Roland Weary has a lot of cotton and wool. Underpants and trousers and gloves. Vonnegut writes that he's short and thick. I picture Randy from A Christmas Story, wrapped up in so many layers that he can't put his arms down. That's how I envision Roland, waddling through the woods, trying not to fall over and end up like an overturned turtle, appendages waving in the air.
It's cold in the Upper Peninsula today. Lots of wind. Needles of snow. Now that the sun is setting, it's going to be even worse. I'm going to wish I was Roland Weary, with cotton and woolen underwear, socks, trousers, sweater, jacket, and overcoat. My daughter came home from school, wearing a hoodie, and said, "It's really cold out there."

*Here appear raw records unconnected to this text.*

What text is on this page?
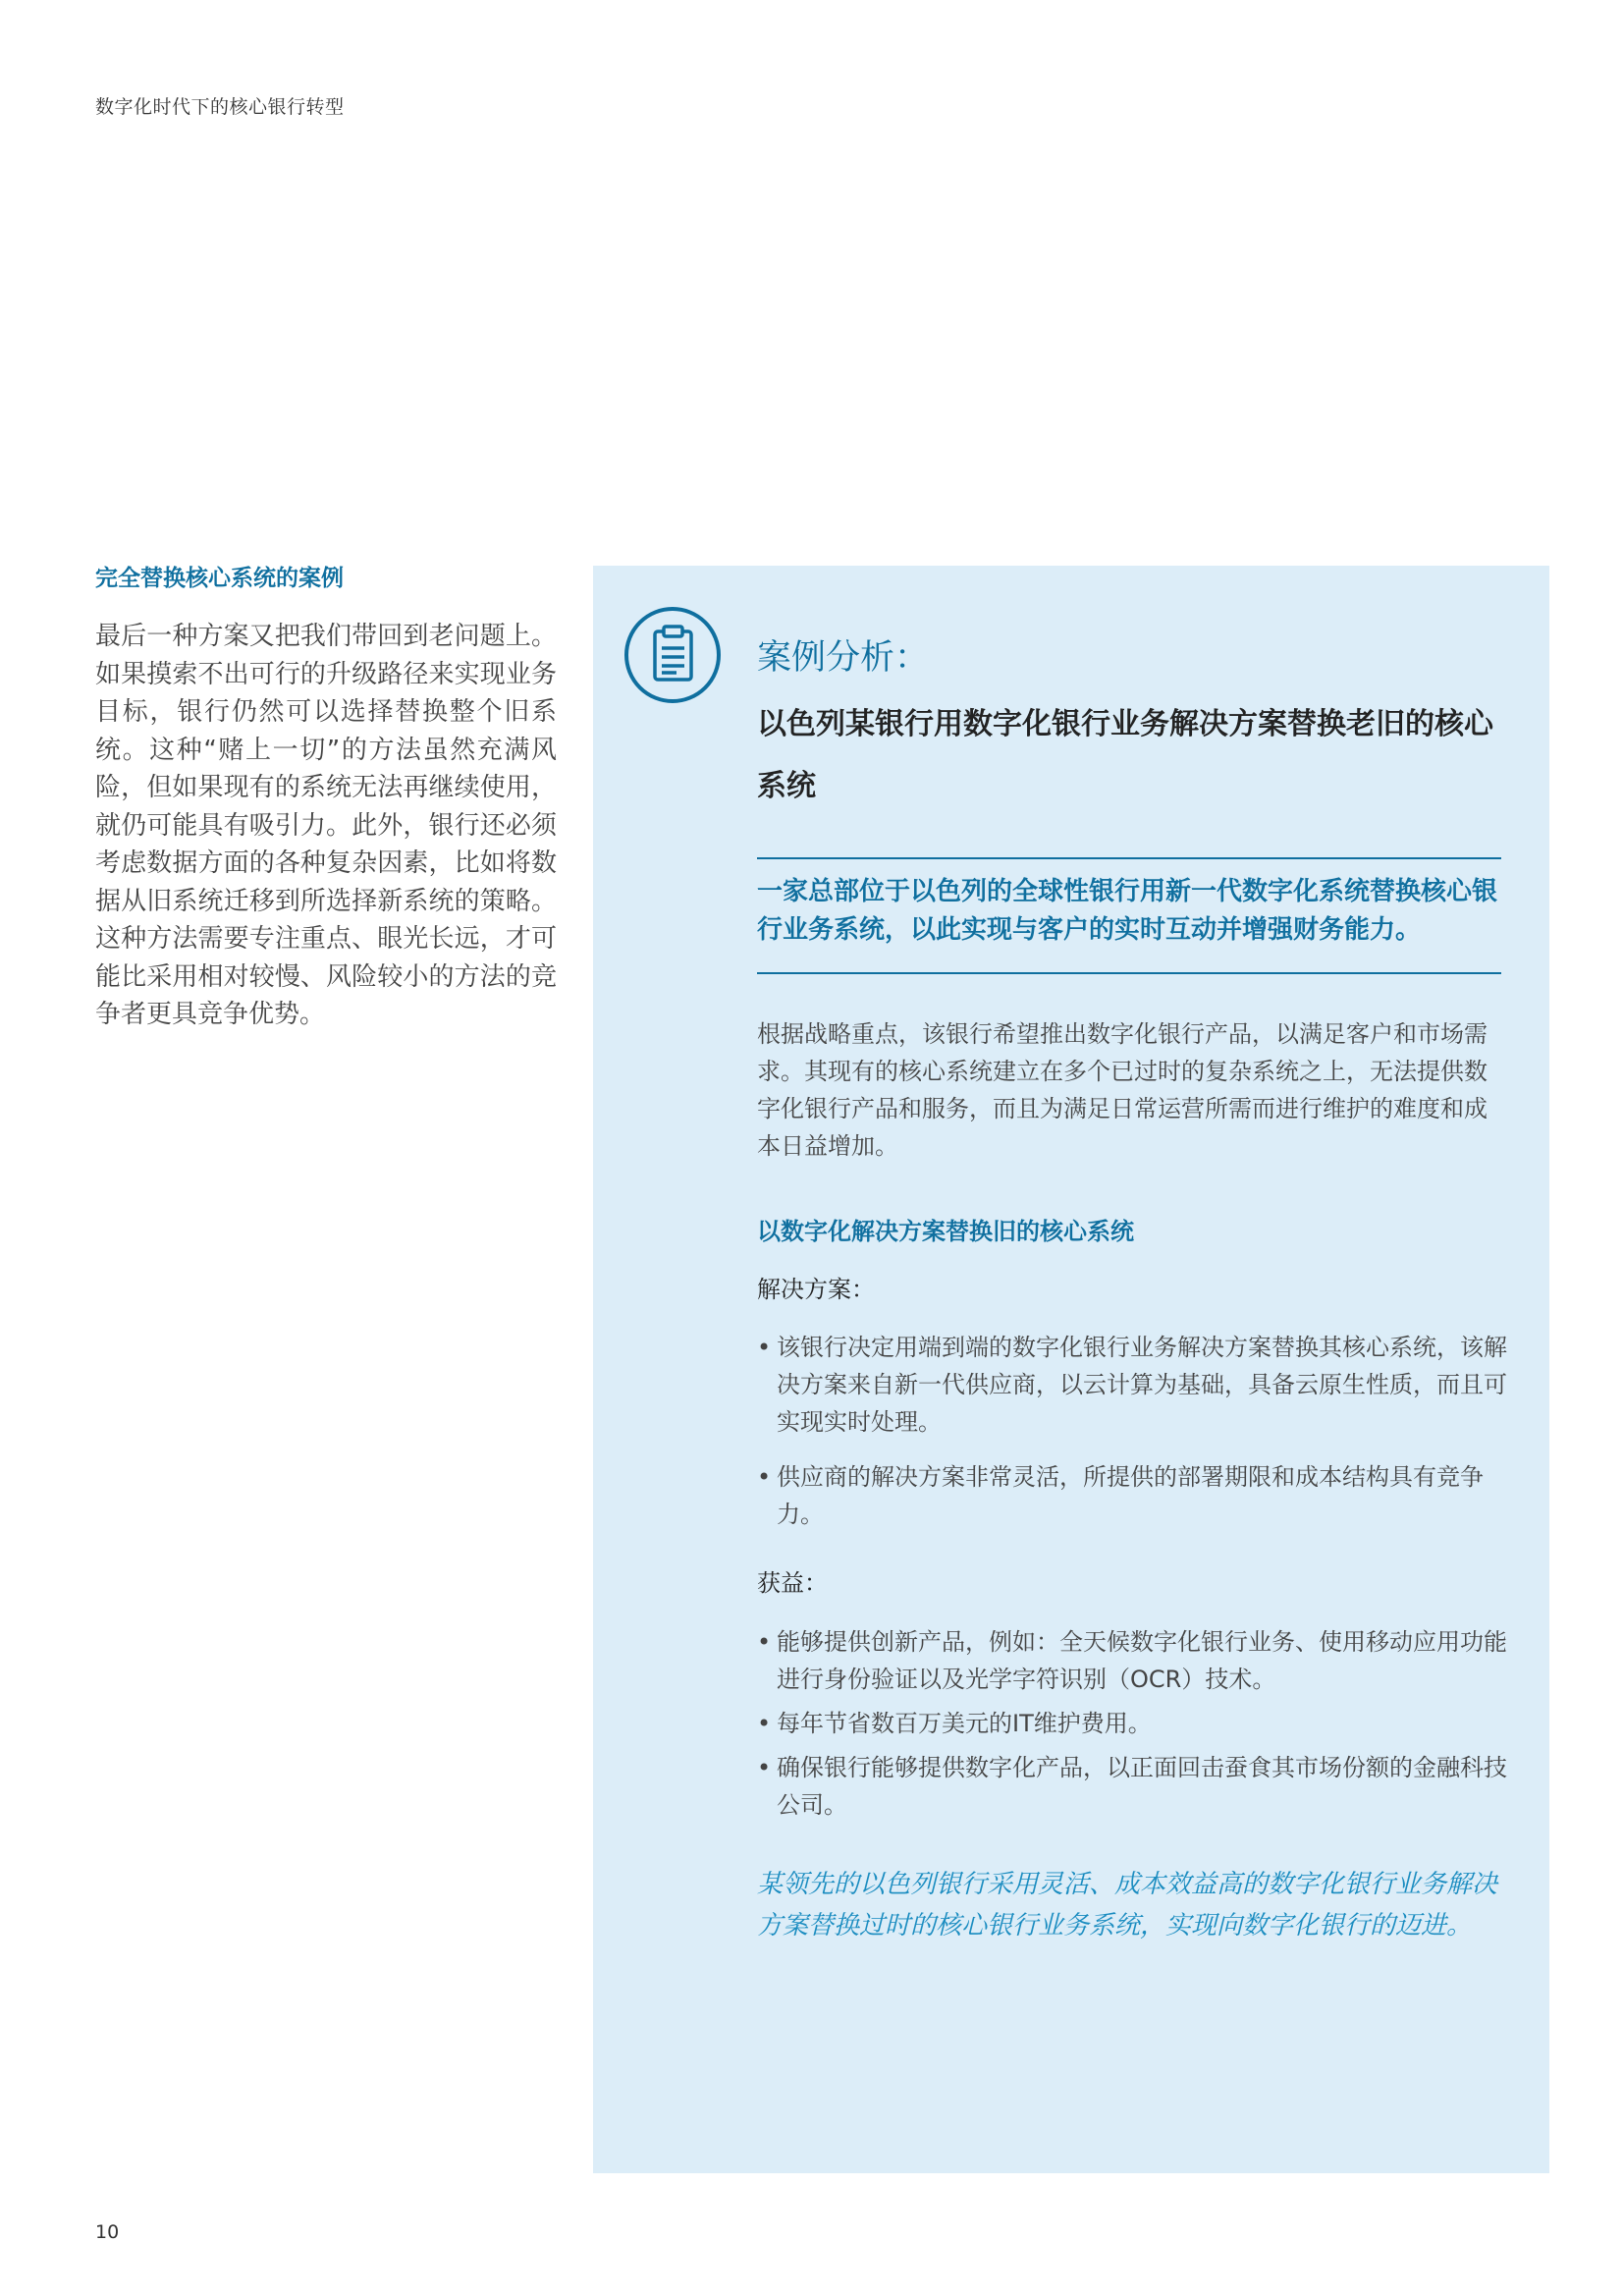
数字化时代下的核心银行转型
完全替换核心系统的案例

最后一种方案又把我们带回到老问题上。如果摸索不出可行的升级路径来实现业务目标，银行仍然可以选择替换整个旧系统。这种“赌上一切”的方法虽然充满风险，但如果现有的系统无法再继续使用，就仍可能具有吸引力。此外，银行还必须考虑数据方面的各种复杂因素，比如将数据从旧系统迁移到所选择新系统的策略。这种方法需要专注重点、眼光长远，才可能比采用相对较慢、风险较小的方法的竞争者更具竞争优势。

案例分析：
以色列某银行用数字化银行业务解决方案替换老旧的核心系统

一家总部位于以色列的全球性银行用新一代数字化系统替换核心银行业务系统，以此实现与客户的实时互动并增强财务能力。

根据战略重点，该银行希望推出数字化银行产品，以满足客户和市场需求。其现有的核心系统建立在多个已过时的复杂系统之上，无法提供数字化银行产品和服务，而且为满足日常运营所需而进行维护的难度和成本日益增加。

以数字化解决方案替换旧的核心系统

解决方案：

• 该银行决定用端到端的数字化银行业务解决方案替换其核心系统，该解决方案来自新一代供应商，以云计算为基础，具备云原生性质，而且可实现实时处理。
• 供应商的解决方案非常灵活，所提供的部署期限和成本结构具有竞争力。

获益：

• 能够提供创新产品，例如：全天候数字化银行业务、使用移动应用功能进行身份验证以及光学字符识别（OCR）技术。
• 每年节省数百万美元的IT维护费用。
• 确保银行能够提供数字化产品，以正面回击蚕食其市场份额的金融科技公司。

某领先的以色列银行采用灵活、成本效益高的数字化银行业务解决方案替换过时的核心银行业务系统，实现向数字化银行的迈进。

10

This is normal for January. When I go to bed at night, I crawl under three blankets and one quilt. We have flannel sheets and pillow cases, too. I usually wake up sweating like a Finn whipping himself with birch branches in a sauna. My pajamas are flannel, and I wear two pairs of socks every night.
That's winter where I live. Now, I don't have a dirty picture of a woman attempting sexual intercourse with a Shetland pony. I'll leave that to Roland. No, tonight I will be reading Colson Whitehead's The Underground Railroad, sitting on my couch under a couple blankets.
Saint Marty is thankful this evening for hot chocolate with butterscotch schnapps.